The probe-feed is placed at one-third of the patch length from the radiating edge:

feed_x = px0 + L/3
feed_y = py0 + W/2
feed_z = h / 2 # midpoint of substrate
sim.add_source(
(feed_x, feed_y, feed_z),
component="ez",
waveform=GaussianPulse(f0=f0, bandwidth=0.8),
)
sim.add_probe((feed_x, feed_y, feed_z), "ez")

add_source injects a soft (no impedance loading) current source — ideal for resonance characterisation. Use add_port if you want S-parameter extraction against a 50 Ω reference.


# Build grid to get dt, then set n_steps for ~10 ns simulation time
grid = sim._build_grid()
n_steps = int(np.ceil(10e-9 / grid.dt))
print(f"Grid: {grid.shape}, dt={grid.dt*1e12:.2f} ps, n_steps={n_steps}")
result = sim.run(n_steps=n_steps)

modes = result.find_resonances(freq_range=(1.5e9, 3.5e9))
if modes:
best = min(modes, key=lambda m: abs(m.freq - f0))
err = abs(best.freq - f0) / f0 * 100
print(f"FDTD resonance : {best.freq/1e9:.4f} GHz")
print(f"Analytical : {f0/1e9:.4f} GHz")
print(f"Error : {err:.2f} %")
print(f"Q : {best.Q:.0f}")

!!! note The ~3 % difference between FDTD and the analytical formula is expected and is a known limitation of the Hammerstad-Jensen fringe-correction formula, not an rfx accuracy problem. See Cross-Validation.
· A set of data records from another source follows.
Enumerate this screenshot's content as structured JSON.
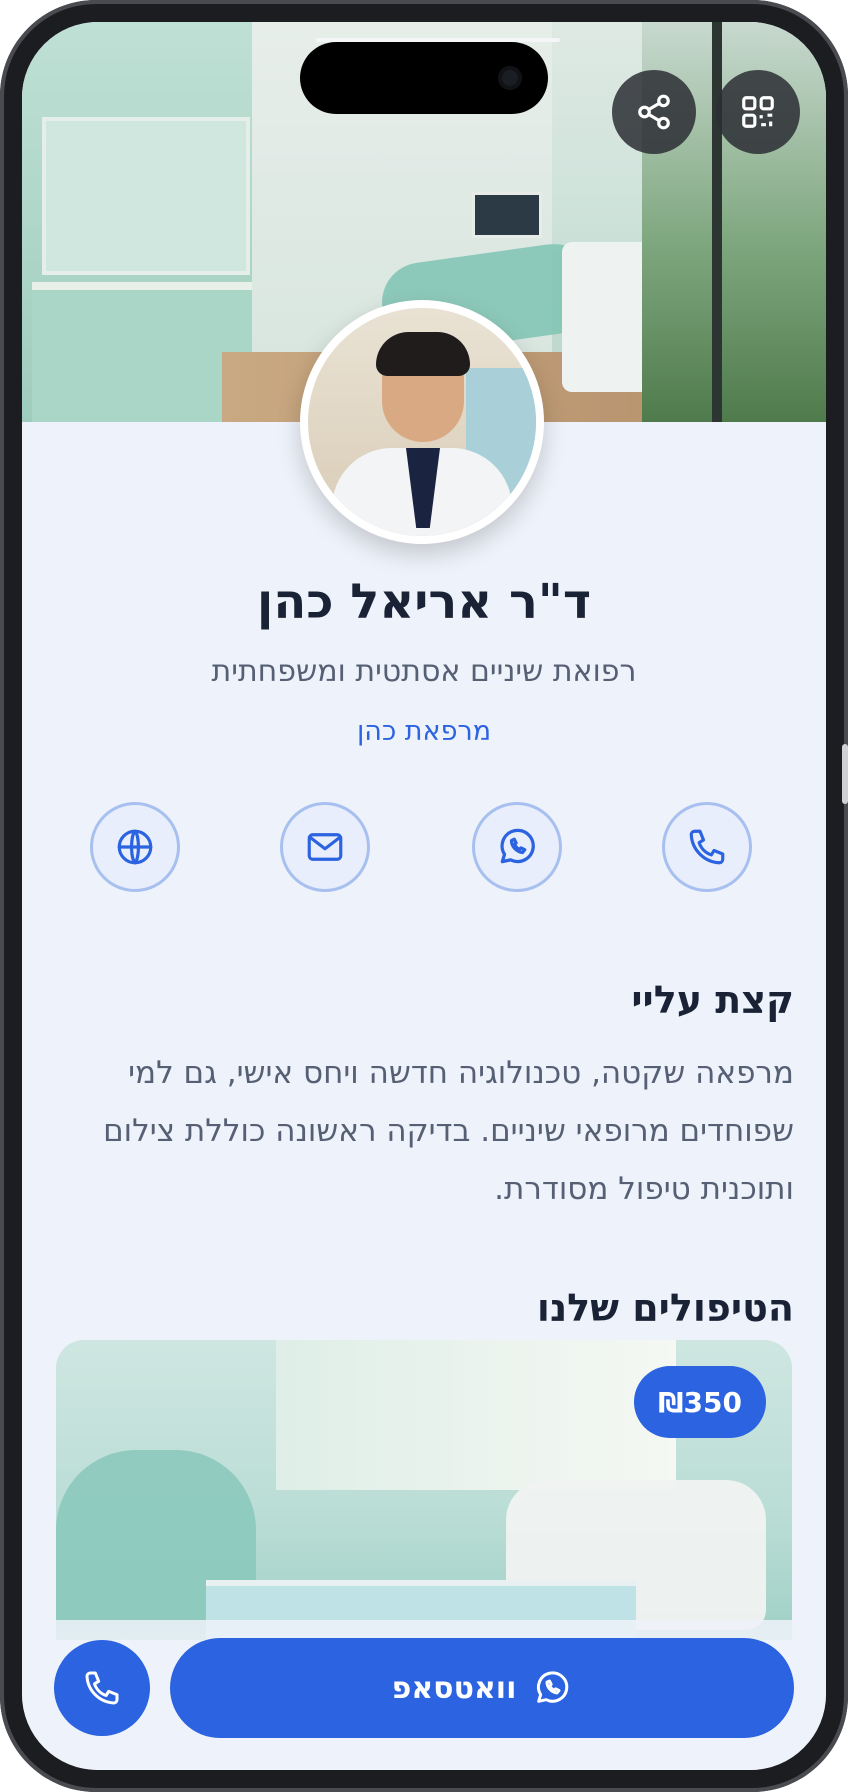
{
  "profile": {
    "name": "ד\"ר אריאל כהן",
    "subtitle": "רפואת שיניים אסתטית ומשפחתית",
    "clinic": "מרפאת כהן"
  },
  "contact_icons": [
    "phone-icon",
    "whatsapp-icon",
    "mail-icon",
    "globe-icon"
  ],
  "about": {
    "title": "קצת עליי",
    "text": "מרפאה שקטה, טכנולוגיה חדשה ויחס אישי, גם למי שפוחדים מרופאי שיניים. בדיקה ראשונה כוללת צילום ותוכנית טיפול מסודרת."
  },
  "services": {
    "title": "הטיפולים שלנו",
    "items": [
      {
        "price": "₪350"
      }
    ]
  },
  "bottom_bar": {
    "whatsapp_label": "וואטסאפ"
  },
  "colors": {
    "accent": "#2b63e0",
    "heading": "#1a2236",
    "body_text": "#566074",
    "background": "#eef2fa"
  }
}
If you want a quick diagnostic S-parameter run, you can re-run with a lumped port instead of a soft source:

sim2 = Simulation(
freq_max=4e9,
domain=(dom_x, dom_y, dom_z),
boundary="cpml",
cpml_layers=12,
dx=5e-4,
dz_profile=dz_profile,
)
sim2.add_material("fr4_24ghz", eps_r=4.4, sigma=sigma_fr4)
sim2.add(Box((0, 0, 0), (dom_x, dom_y, dz_sub)), material="pec")
sim2.add(Box((0, 0, 0), (dom_x, dom_y, h)), material="fr4_24ghz")
sim2.add(Box((px0, py0, h), (px0+L, py0+W, h+dz_sub)), material="pec")
sim2.add_port(
(feed_x, feed_y, feed_z), "ez",
impedance=50,
waveform=GaussianPulse(f0=f0, bandwidth=0.8),
)
result2 = sim2.run(n_steps=n_steps, compute_s_params=True)
import matplotlib.pyplot as plt
freqs = result2.freqs
s11_db = 20 * np.log10(np.abs(result2.s_params[0, 0, :]) + 1e-12)
plt.figure()
plt.plot(freqs / 1e9, s11_db)
plt.xlabel("Frequency (GHz)")
plt.ylabel("|S11| (dB)")
plt.title("Patch antenna S11 — FR4 2.4 GHz")
plt.ylim(-30, 2)
plt.grid(True)
plt.tight_layout()
plt.savefig("patch_s11.png", dpi=150)
plt.show()

!!! warning For patch and microstrip feeds, treat this lumped-port S11 result as a diagnostic workflow, not yet as the canonical public validation path. The currently best-validated path for this tutorial is the current-source + Harminv resonance workflow above.


QuantityValue
FDTD resonance~2.33–2.38 GHz
Analytical prediction2.40 GHz
Discrepancy~1–3 % (formula limitation)
Q factor20–60 (lossy FR4)
Diagnostic lumped-port S11depends strongly on feed position / port model

The complete ready-to-run version of this tutorial is examples/04_patch_antenna.py.